Now we’re about a month out and anything that’s going to sprout has. In fact, our little pumpkin sprouts have outgrown their tiny cups and GI Joe, who diligently checks our plants on his way to and from work, has been telling me they’re actually dying and need to be replanted. So I packed the Perfect Children up and off to the garden store we went in search of larger pots for our fruits and veggies.
I picked out two long, oval shaped planters and bought them up to the counter only to have the clerk laugh at me when I told her it was for pumpkins. She said I needed something a little bigger and came back with the equivilent of a 5 lb bucket- the largest faux terra cotta pot they had. I said “do we really need something this big? There are only 3 plants!” She said “oh, you have three pumpkin plants? In that case…” and went and got two more. When I reluctantly held up my medium-sized terra cotta planter for our tomato plants she laughed and got a fourth. Apparently those buggers can grow to be 6 feet tall. Who knew? Not me. I’ll probably end up having to replant the tomatoes into three separate containers, one for each plant, but for now my truck (and my wallet) have limited us to one planter for all three plants.
All of this is new to me. My grandma, aunt and mother must have stolen all the green thumb genes from the rest of the family and left none for me. My grandma has the largest, most beautiful backyard in Redding, California, complete with meandering pathways, overhanging wispy trees and flowers as far as the eye can see. It would make the editors of Home and Garden magazine drool. My aunt, an award-winning journalist, writes a blog and column for the Chico, California newspaper The Enterprise Record called “Sow there!” (get it?) and keeps a small but glorious garden herself. My mother, while an apartment dweller now, grew a pretty fantastic floral landscape in our yard while I was growing up. I remember the smell of fresh-cut lilacs filling our house in the summer and I think of my mom whenever I pass a flowering purple or white bush.
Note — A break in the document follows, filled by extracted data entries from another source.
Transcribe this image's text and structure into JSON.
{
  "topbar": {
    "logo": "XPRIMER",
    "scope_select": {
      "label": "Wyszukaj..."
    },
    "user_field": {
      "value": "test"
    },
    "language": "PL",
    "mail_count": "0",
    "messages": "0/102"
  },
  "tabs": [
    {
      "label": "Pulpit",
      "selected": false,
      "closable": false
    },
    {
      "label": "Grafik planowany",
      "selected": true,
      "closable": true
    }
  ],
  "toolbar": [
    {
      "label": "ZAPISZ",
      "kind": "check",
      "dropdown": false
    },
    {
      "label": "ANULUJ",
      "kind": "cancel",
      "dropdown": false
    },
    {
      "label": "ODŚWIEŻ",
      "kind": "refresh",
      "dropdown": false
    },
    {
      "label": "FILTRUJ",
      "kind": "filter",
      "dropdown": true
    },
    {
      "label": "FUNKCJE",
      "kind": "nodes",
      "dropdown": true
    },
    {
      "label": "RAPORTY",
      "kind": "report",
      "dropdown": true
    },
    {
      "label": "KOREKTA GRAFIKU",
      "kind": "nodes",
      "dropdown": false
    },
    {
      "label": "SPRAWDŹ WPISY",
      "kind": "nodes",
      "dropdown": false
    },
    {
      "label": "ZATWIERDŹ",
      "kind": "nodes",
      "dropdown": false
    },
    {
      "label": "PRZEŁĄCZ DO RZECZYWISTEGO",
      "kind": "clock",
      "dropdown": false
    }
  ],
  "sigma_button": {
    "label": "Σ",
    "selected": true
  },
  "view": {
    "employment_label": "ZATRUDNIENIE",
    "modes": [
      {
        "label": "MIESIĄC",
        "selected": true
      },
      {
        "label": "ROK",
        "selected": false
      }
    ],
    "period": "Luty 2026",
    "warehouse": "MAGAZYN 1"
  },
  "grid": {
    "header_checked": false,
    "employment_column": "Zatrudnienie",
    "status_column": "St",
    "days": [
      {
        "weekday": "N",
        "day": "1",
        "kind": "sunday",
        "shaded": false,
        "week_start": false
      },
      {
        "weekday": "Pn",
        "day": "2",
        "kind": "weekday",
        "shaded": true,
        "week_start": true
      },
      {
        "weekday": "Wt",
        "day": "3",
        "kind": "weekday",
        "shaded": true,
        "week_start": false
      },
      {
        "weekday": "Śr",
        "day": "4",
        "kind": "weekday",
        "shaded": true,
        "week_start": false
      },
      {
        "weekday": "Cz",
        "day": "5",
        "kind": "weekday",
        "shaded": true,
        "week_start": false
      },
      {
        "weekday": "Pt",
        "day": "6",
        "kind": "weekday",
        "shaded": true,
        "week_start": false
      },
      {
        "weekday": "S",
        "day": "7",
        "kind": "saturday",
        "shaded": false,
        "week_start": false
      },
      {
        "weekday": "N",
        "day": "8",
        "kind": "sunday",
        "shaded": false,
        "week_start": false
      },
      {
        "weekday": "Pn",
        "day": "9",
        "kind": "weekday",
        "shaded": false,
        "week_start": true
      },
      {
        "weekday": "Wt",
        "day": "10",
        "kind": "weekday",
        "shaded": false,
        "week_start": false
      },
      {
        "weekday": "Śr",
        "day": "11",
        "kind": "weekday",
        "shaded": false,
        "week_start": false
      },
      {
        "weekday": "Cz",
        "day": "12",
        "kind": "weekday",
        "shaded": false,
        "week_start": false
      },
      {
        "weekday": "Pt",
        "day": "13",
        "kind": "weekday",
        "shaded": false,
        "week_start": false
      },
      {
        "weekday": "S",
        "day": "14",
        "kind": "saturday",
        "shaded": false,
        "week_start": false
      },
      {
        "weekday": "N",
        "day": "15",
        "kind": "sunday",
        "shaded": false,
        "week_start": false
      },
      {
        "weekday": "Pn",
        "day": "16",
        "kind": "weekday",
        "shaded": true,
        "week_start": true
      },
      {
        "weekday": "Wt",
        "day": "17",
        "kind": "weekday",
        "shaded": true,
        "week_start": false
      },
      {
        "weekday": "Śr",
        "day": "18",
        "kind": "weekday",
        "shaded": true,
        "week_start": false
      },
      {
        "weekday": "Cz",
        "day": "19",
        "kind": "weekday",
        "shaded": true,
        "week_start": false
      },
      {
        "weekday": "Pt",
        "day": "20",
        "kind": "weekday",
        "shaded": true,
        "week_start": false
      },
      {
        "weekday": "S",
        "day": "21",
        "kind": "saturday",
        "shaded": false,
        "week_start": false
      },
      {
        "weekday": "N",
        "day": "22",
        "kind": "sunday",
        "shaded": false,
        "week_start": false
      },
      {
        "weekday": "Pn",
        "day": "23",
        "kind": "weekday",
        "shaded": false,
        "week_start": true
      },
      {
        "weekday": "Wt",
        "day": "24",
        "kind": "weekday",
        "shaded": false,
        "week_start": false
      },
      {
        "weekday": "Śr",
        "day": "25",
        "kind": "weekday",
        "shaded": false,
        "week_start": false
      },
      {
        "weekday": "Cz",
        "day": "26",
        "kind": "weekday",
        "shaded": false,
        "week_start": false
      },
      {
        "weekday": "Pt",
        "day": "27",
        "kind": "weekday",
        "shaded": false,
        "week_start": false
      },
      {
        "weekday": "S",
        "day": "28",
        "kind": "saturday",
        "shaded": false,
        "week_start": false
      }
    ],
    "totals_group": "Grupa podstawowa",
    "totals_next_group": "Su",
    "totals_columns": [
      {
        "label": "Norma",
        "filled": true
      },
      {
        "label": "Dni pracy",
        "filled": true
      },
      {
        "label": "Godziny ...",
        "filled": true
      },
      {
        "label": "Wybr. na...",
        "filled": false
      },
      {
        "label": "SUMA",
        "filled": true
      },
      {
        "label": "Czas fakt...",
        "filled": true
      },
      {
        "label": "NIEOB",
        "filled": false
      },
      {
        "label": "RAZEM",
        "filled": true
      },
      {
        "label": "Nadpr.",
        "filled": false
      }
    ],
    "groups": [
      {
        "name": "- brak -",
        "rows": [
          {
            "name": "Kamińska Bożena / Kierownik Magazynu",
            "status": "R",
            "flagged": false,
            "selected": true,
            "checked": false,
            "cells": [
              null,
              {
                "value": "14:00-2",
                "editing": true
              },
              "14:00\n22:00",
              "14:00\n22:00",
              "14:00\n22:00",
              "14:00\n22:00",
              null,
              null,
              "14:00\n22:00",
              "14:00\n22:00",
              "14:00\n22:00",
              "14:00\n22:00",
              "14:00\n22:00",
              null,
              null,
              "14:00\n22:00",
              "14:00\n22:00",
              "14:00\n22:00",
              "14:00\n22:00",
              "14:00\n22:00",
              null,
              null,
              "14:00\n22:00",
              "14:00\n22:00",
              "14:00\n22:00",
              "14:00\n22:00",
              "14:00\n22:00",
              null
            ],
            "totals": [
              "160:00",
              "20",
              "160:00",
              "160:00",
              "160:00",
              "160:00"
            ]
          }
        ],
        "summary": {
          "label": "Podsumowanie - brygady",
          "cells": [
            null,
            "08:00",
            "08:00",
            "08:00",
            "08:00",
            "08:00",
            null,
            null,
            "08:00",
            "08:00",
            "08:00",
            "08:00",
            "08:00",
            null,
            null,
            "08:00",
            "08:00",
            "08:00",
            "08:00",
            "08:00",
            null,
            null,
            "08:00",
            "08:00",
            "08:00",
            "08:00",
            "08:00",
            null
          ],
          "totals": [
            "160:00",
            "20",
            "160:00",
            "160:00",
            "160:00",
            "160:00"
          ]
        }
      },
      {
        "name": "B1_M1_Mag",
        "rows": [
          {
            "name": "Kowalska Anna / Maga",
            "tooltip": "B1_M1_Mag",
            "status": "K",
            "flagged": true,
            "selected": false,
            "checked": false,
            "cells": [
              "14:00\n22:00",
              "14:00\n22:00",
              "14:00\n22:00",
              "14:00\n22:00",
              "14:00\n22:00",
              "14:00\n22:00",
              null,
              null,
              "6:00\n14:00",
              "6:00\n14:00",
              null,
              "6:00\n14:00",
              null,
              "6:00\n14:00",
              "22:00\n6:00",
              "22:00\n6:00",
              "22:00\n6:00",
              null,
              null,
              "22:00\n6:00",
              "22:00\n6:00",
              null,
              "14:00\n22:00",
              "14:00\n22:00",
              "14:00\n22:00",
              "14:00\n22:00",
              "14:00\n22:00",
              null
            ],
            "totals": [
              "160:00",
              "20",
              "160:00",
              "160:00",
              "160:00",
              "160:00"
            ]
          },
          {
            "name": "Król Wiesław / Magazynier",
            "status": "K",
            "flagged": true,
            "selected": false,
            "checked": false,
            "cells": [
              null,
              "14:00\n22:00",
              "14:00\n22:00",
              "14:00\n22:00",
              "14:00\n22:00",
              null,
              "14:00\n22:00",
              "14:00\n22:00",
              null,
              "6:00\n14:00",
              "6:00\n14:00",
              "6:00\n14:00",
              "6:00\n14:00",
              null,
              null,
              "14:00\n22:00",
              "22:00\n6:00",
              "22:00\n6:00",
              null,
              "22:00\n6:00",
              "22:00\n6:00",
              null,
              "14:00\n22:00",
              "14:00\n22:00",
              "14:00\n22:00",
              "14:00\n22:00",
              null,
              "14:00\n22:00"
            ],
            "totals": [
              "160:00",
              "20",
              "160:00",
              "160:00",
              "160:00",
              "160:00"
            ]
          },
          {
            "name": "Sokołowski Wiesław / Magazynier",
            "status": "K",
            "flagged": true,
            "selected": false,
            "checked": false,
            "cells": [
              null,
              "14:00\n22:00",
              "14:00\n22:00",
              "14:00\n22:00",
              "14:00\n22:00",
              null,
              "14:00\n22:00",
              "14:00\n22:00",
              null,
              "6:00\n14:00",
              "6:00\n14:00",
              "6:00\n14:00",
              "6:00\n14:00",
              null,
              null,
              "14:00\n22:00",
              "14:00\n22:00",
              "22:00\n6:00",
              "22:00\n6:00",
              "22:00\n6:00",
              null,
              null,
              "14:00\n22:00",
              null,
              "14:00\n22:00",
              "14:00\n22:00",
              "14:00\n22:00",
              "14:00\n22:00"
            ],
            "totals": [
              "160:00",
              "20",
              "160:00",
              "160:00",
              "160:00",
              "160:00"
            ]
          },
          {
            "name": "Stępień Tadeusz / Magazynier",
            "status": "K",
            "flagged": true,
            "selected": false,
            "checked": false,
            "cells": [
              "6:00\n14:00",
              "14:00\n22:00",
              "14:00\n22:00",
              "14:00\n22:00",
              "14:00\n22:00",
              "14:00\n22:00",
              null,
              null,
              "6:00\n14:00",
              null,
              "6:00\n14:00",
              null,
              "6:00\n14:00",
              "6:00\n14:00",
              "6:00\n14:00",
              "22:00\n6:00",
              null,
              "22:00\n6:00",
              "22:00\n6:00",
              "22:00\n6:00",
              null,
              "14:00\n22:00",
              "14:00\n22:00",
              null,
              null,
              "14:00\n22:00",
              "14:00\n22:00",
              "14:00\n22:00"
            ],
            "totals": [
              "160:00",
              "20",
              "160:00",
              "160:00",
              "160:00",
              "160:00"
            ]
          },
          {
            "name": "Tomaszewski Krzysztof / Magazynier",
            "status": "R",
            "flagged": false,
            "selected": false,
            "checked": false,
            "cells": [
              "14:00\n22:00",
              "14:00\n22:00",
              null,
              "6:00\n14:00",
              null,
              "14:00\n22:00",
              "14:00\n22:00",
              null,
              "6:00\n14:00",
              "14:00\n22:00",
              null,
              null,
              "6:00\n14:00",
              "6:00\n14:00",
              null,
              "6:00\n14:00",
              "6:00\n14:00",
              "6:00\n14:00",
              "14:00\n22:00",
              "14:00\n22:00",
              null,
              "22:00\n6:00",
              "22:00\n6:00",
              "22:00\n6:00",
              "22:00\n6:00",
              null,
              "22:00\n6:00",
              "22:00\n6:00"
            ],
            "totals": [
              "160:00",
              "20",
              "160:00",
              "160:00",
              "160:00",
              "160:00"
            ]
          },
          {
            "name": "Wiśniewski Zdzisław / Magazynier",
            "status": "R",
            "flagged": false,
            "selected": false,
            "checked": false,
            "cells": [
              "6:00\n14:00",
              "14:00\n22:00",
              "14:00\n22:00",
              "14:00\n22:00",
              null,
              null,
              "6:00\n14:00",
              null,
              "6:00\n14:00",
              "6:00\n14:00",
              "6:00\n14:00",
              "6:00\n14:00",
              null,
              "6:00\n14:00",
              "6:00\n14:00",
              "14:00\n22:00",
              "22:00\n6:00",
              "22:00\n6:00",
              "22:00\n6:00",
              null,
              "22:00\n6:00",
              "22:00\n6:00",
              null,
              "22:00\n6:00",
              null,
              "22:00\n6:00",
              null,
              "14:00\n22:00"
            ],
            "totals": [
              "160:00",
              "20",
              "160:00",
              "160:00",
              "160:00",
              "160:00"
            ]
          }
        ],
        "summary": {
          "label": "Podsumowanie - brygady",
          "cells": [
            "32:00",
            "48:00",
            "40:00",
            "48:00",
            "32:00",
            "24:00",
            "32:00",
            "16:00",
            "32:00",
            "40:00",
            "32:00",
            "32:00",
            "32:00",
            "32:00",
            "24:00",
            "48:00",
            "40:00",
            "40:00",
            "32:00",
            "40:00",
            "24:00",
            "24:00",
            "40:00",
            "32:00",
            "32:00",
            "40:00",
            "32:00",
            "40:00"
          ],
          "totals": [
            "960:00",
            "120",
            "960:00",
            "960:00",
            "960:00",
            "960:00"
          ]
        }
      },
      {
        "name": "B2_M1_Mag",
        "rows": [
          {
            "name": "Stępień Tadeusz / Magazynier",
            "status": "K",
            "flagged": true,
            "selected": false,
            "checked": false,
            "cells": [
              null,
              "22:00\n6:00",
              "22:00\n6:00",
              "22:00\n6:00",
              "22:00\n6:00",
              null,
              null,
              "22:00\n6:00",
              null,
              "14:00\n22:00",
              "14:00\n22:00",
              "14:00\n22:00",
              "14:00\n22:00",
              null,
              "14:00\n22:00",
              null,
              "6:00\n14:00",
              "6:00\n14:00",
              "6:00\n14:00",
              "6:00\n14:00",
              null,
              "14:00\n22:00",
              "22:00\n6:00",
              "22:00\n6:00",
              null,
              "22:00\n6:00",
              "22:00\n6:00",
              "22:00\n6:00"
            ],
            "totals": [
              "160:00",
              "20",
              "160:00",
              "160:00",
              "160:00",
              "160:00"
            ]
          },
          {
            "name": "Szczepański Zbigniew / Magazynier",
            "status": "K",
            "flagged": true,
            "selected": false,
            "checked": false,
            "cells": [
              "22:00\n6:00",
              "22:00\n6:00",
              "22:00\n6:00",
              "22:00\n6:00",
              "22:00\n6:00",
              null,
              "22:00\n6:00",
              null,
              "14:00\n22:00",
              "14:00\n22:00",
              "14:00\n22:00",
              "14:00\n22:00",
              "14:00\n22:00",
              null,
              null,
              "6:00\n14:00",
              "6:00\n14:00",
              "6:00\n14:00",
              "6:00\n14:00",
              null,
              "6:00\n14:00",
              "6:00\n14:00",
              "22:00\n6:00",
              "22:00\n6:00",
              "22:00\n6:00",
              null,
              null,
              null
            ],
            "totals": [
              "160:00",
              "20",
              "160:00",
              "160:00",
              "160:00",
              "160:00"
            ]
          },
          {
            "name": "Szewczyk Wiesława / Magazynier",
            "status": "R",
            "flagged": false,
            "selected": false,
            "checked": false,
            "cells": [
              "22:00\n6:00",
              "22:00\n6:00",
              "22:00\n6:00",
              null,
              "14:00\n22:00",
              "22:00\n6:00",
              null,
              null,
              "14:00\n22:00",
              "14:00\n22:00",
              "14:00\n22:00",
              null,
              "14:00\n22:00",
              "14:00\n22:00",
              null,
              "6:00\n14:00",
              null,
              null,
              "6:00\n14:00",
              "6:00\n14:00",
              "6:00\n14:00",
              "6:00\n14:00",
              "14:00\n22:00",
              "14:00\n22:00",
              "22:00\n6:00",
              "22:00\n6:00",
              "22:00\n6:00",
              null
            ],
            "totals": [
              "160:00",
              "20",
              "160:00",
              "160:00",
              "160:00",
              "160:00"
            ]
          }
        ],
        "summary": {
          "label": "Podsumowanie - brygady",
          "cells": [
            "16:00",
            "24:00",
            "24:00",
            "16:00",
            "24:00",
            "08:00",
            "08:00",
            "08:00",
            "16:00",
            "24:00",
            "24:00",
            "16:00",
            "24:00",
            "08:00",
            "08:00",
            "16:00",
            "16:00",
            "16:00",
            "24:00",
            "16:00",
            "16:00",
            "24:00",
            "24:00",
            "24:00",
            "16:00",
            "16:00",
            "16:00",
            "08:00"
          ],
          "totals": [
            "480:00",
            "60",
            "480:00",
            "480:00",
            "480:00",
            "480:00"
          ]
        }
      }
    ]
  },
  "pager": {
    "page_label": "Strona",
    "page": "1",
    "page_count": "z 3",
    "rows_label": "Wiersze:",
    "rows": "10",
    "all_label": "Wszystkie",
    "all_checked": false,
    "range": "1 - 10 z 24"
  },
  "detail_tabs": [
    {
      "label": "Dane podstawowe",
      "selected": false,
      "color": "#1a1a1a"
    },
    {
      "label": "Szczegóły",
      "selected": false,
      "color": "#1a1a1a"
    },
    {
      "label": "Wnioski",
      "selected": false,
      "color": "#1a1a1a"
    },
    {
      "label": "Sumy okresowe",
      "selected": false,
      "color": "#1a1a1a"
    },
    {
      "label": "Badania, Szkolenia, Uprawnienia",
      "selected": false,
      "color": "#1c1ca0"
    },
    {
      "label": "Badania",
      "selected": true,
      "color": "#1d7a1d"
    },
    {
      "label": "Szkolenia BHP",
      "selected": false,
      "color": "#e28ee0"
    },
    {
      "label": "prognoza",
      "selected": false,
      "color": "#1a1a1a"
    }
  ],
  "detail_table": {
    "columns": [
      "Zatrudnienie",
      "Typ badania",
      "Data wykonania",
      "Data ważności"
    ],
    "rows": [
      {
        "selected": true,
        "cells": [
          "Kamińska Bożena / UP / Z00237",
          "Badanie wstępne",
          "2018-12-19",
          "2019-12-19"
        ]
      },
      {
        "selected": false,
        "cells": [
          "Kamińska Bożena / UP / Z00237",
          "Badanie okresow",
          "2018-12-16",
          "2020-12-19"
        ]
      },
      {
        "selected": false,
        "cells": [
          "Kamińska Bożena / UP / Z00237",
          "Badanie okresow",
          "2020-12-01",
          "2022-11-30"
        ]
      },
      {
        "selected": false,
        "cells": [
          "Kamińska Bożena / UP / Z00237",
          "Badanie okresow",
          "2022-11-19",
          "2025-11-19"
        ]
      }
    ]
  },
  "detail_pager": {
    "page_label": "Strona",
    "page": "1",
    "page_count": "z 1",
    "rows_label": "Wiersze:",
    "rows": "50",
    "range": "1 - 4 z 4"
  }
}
And then there’s me. I pretty much kill every thing I plant. I blame it mostly on my forgetful nature- plants, apparently, can’t live without being watered. If I want my house to smell like fresh cut flowers, I buy a bunch at the supermarket. The idea of growing my own food is pretty laughable. I can barely manage to get a seed to sprout, let alone grow to the point where it starts producing fruit or veg. So you can imagine my surprise and excitement when all but a few of our little seeds sprouted and seemed to be doing well… until, of course, they started to outgrow their small containers which had me realizing that I might be a little over my head here. First of all, the thought of replanting these fragile buds is terrifying. Secondly, these plants are going to be HUGE. There’s going to be a lot of growing going on and I’m going to have to keep them alive during that time. I’m starting to wish I had done a little research, picked out some seeds that were death-proof, grew super fast and didn’t get bigger then a foot high. Is there such a thing? I highly recommend this little seed experiment to anyone, especially those readers out there with young kids, but before you buy, do some research. The old saying “look before you leap” comes to mind, but I have decided gardeners need their own saying and since alliteration if fun, “ponder before you plant” will have to do.